In response to these new insights, the EU passed legislation in 2018 that effectively bans South East Asian palm oil as a feedstock for biodiesel and reduces its use to zero by 2030. Caught in this sustainability-driven seesaw are producers of palm oil and – most critically – large numbers of small-holder farmers across the region who depend on this crop for their livelihoods.
South East Asian companies, therefore, need to urgently find ways to navigate these new requirements in order to stay viable and be able to continue contributing to their countries’ prosperity and the well-being of all their stakeholders.
Strategically, this will include finding ways to increase yields but also to monetise the value represented by tropical rainforests or mangroves and peat lands in order to diversify income streams for local farmers and communities. Sustainability is about finding ways for local societies to prosper and putting a stop to deforestation and runaway carbon emissions – all while keeping the companies that drive South East Asia’s development viable.
Q. GRI published a paper which explored reporting trends between now and 2025. GRI predicts that the reporting format will change from “annual reports” to “data exchange” and climate change, human rights and wealth inequality will be the key issues that need to be addressed.

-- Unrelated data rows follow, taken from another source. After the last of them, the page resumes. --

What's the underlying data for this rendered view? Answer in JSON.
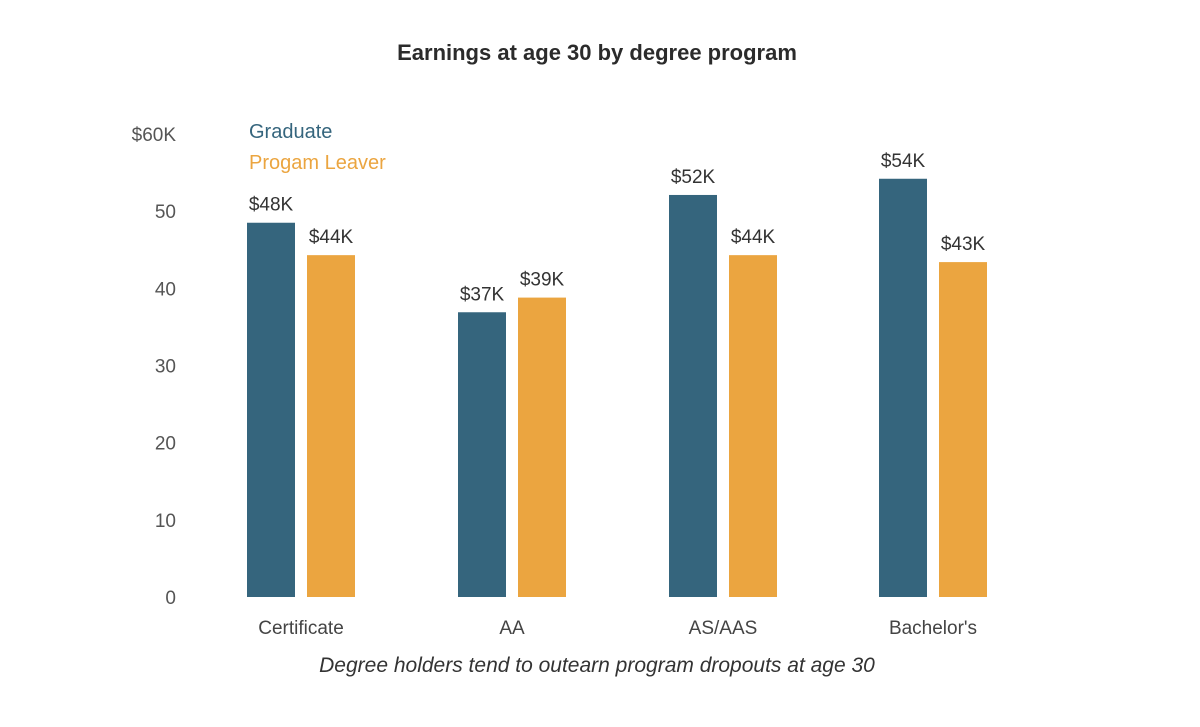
{
  "chart_data": {
    "type": "bar",
    "title": "Earnings at age 30 by degree program",
    "subtitle": "Degree holders tend to outearn program dropouts at age 30",
    "xlabel": "",
    "ylabel": "",
    "categories": [
      "Certificate",
      "AA",
      "AS/AAS",
      "Bachelor's"
    ],
    "series": [
      {
        "name": "Graduate",
        "values": [
          48.5,
          36.9,
          52.1,
          54.2
        ],
        "labels": [
          "$48K",
          "$37K",
          "$52K",
          "$54K"
        ],
        "color": "#35657d"
      },
      {
        "name": "Progam Leaver",
        "values": [
          44.3,
          38.8,
          44.3,
          43.4
        ],
        "labels": [
          "$44K",
          "$39K",
          "$44K",
          "$43K"
        ],
        "color": "#eba540"
      }
    ],
    "ylim": [
      0,
      60
    ],
    "yticks": [
      0,
      10,
      20,
      30,
      40,
      50,
      60
    ],
    "ytick_labels": [
      "0",
      "10",
      "20",
      "30",
      "40",
      "50",
      "$60K"
    ],
    "grid": false,
    "legend": "top-left"
  }
}
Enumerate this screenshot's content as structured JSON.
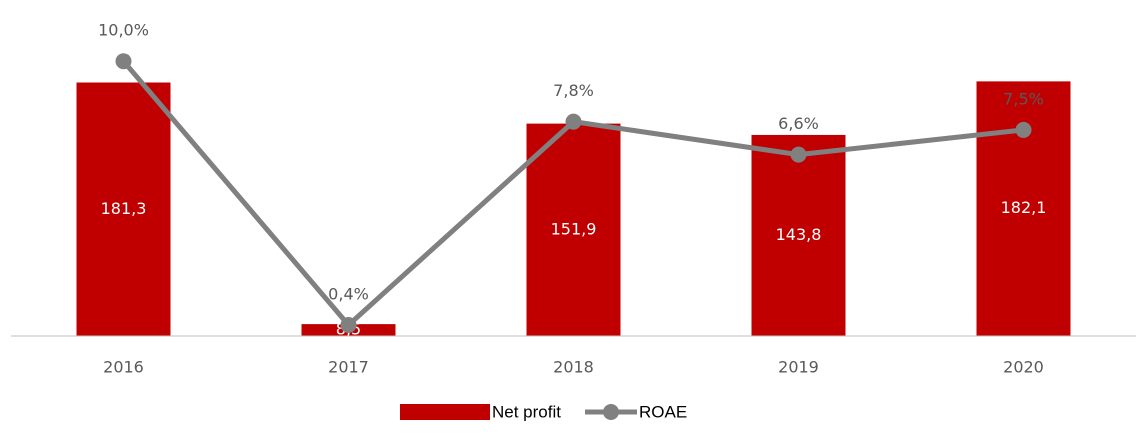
{
  "chart_data": {
    "type": "bar",
    "categories": [
      "2016",
      "2017",
      "2018",
      "2019",
      "2020"
    ],
    "ylim": [
      0,
      226
    ],
    "y2lim": [
      0,
      11.5
    ],
    "series": [
      {
        "name": "Net profit",
        "type": "bar",
        "color": "#c00000",
        "values": [
          181.3,
          8.5,
          151.9,
          143.8,
          182.1
        ],
        "value_labels": [
          "181,3",
          "8,5",
          "151,9",
          "143,8",
          "182,1"
        ]
      },
      {
        "name": "ROAE",
        "type": "line",
        "axis": "y2",
        "color": "#808080",
        "values": [
          10.0,
          0.4,
          7.8,
          6.6,
          7.5
        ],
        "value_labels": [
          "10,0%",
          "0,4%",
          "7,8%",
          "6,6%",
          "7,5%"
        ]
      }
    ],
    "legend": "bottom"
  }
}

What do you think the future sustainability reporting will look like?
The major frameworks for sustainability reporting such as the Global Reporting Initiative (GRI) Standards or the Sustainability Accounting Standards Board (SASB) are constantly evolving. Meanwhile new tools are emerging to help companies manage their sustainability and measure their progress, such as the recommendations by the Task Force on Climate-related Disclosures (TCFD) or the Science Based Targets (SBT) initiative.
What all of these approaches have in common – and I agree with the GRI assessment as to where we are headed – is that they are increasingly data-driven, aiming to make sustainability quantifiable and measurable, providing companies with guidance and tools to align their performance with what is required if we want to avoid the worst consequences of unsustainable business practices.
Today, some of those negative impacts are already well under way, with billions of dollars in damages now occurring every year. We are already experiencing climate change through weather and temperature extremes, such as accelerated melting of ice caps in Greenland and Antarctica, and global water imbalances, with an increased incidence and severity of droughts as well as flooding. This often has unexpected consequences: during last year’s record summer heat, low water levels in German rivers eventually led to gasoline shortages across the country as the barges that are normally used to ship fuel upstream could not be used anymore.
Changes such as these will continue to accelerate and damage to the global economy will continue to mount until it reaches ‘critical mass’. As and when that happens, I expect reporting requirements to become much stricter than they are today. Most of the ‘optionality’ will disappear (e.g. reporting scope and comparative freedom in determining material issues) and reports will become much more ‘data-centric’. One group of companies that will find significant opportunities in these developments are today’s fintech providers who can apply their skills to entirely new kinds of problems and in due time reap the rewards.